OK so my son, who is 13 years old, has come into the room. So to conclude, can you explain to him, why we need to fight inequality, and how?
Ben: Hi. Great to meet you.
My daughter, she’s not much older than you, she goes on climate marches where we live now, in Italy. There was a big one planned for a school day, and schools were warning kids that going on the march would have them recorded absent from school without authorization, a mark against their name. But then it became clear that this march was going to be huge: thousands and thousands and thousands of kids would join, across the country. So the minister for schools said there were just too many kids to all be marked down like this, so he instructed that going to the march would count the same as going to school. Then, after the march, he agreed to change the school curriculum to properly include climate.
Each of those kids who won those victories weren’t powerful on their own, but together they were.
When we look back at history, we see that when the worst unfairnesses got tackled, it was only possible because people came together.

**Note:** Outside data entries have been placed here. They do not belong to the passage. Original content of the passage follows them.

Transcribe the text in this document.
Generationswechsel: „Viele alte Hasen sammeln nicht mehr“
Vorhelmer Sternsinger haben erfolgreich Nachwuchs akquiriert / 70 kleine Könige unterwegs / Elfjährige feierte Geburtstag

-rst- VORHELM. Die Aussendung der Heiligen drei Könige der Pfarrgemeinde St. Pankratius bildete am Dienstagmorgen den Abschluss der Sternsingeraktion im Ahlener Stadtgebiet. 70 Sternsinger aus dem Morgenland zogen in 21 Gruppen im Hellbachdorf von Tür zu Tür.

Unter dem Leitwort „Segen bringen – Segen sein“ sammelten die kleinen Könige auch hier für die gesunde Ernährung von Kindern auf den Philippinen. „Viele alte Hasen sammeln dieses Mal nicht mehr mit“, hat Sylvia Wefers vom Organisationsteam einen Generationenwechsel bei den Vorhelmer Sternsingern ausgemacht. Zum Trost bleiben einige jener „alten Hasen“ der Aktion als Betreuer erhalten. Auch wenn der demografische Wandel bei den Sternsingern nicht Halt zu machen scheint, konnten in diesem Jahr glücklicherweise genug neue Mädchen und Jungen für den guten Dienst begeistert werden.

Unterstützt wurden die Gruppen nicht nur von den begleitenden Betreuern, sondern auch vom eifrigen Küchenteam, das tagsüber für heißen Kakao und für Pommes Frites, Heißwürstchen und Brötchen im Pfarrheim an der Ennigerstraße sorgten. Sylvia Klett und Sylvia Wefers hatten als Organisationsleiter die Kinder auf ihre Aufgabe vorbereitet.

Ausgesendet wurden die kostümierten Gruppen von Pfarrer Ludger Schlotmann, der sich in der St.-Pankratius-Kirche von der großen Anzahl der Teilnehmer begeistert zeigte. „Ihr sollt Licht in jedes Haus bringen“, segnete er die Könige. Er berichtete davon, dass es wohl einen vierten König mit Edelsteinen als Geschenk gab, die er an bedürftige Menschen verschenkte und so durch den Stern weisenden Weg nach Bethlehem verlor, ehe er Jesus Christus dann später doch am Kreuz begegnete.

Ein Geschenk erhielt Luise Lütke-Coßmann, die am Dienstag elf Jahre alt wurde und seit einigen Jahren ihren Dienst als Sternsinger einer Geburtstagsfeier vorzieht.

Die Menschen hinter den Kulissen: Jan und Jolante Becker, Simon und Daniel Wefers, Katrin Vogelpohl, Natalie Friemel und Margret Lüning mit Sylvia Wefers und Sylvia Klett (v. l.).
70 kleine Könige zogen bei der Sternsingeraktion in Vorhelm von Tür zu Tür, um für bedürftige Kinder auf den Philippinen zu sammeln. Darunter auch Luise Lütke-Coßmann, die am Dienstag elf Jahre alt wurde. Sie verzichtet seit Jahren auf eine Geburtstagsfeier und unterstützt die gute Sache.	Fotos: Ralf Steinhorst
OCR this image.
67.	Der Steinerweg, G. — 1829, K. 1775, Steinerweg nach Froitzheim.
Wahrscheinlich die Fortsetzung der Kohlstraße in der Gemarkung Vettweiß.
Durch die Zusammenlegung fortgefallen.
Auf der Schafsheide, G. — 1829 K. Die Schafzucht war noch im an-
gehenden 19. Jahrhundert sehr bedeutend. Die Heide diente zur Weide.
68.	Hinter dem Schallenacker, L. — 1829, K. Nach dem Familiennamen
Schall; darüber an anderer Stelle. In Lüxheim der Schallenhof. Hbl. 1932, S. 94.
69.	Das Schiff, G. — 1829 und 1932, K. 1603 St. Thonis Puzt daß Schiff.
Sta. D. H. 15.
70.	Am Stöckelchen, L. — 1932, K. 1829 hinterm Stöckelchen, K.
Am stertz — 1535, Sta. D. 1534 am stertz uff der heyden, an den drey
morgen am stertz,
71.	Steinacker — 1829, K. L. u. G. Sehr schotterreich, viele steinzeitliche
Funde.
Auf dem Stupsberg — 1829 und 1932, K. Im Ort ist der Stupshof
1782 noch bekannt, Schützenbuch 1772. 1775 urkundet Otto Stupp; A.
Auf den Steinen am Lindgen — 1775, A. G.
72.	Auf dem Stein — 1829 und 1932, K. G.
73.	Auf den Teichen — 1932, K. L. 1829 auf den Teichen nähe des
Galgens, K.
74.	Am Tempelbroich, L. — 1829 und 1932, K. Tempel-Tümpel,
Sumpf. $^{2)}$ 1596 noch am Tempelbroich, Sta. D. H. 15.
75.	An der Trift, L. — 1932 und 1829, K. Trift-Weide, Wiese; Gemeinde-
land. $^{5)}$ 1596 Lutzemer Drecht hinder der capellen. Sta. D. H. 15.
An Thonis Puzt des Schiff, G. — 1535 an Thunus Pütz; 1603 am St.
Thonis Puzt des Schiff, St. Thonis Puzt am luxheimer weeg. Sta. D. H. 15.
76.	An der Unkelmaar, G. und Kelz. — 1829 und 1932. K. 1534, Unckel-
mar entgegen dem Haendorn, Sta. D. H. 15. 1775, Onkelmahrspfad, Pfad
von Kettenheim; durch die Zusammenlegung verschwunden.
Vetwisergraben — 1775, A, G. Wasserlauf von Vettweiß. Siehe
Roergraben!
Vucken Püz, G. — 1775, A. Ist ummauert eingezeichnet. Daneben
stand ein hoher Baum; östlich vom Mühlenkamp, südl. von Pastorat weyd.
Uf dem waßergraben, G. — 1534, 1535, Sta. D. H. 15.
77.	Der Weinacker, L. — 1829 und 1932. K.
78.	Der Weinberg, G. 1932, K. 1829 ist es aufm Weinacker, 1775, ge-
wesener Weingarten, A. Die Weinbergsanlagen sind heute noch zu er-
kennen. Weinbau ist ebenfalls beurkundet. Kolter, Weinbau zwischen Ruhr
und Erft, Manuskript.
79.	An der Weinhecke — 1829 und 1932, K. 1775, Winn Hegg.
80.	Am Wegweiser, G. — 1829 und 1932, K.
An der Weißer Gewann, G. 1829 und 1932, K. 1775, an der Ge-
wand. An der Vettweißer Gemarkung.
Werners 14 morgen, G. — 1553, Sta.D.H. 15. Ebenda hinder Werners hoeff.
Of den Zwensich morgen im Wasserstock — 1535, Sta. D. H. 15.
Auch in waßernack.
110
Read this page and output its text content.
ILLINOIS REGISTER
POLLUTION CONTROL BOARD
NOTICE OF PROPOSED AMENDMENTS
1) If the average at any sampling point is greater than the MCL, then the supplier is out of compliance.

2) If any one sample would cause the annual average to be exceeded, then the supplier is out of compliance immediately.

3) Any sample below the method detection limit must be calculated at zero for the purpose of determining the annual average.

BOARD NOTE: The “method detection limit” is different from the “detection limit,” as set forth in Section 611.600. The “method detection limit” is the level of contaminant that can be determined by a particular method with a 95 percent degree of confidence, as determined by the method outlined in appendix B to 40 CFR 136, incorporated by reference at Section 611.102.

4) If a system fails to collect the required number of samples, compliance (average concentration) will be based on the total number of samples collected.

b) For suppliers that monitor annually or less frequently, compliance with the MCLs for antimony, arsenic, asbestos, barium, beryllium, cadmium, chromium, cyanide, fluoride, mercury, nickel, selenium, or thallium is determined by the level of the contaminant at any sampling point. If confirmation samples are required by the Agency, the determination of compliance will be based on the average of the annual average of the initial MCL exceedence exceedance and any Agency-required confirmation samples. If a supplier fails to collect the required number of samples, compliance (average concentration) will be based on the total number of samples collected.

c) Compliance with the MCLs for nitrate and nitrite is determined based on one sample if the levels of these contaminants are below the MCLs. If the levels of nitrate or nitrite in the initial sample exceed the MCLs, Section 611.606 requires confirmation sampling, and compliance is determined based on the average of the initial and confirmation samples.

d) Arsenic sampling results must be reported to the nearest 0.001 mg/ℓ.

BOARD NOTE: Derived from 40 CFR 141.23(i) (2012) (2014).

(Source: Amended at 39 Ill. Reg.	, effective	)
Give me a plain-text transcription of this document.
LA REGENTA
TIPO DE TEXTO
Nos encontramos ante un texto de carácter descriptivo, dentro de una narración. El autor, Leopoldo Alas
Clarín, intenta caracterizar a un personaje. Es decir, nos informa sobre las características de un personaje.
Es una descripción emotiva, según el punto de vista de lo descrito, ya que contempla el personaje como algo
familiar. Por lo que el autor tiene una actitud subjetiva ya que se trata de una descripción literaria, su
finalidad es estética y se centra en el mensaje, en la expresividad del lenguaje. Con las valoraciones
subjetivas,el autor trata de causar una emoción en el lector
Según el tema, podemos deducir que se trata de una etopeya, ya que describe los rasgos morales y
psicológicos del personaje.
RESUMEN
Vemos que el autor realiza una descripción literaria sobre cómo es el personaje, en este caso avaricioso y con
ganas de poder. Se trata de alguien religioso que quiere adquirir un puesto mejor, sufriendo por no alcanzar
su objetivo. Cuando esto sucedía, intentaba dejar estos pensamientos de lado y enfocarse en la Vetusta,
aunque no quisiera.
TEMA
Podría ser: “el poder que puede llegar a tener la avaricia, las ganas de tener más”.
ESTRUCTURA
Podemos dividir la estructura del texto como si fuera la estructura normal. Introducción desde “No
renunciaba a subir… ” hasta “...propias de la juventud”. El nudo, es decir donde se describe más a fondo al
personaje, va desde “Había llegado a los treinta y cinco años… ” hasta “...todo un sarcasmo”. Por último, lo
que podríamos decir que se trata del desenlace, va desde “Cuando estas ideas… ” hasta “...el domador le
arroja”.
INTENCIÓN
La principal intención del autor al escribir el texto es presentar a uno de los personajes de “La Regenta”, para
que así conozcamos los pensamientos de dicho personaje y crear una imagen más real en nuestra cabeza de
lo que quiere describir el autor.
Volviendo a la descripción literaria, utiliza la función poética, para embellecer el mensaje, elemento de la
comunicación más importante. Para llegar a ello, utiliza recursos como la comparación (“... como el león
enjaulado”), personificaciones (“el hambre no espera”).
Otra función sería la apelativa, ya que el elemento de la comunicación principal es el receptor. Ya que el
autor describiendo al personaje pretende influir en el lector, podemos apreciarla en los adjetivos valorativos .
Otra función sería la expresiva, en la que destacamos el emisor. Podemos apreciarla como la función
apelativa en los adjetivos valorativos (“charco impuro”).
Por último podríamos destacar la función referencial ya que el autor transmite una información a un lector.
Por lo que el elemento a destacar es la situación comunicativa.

People standing up together is what stopped governments insisting that different races had to live apart; it is what stopped governments telling women they could not vote; it is what stopped company bosses telling little kids to work down mines or up chimneys. The lesson from history is this: if you want to make your school, your town, your country, fairer, you can – but not alone. You will find that lots of people care the same as you. It’ll still be really hard. But the only time we’ve ever made steps forward like that was when we’ve pushed, together.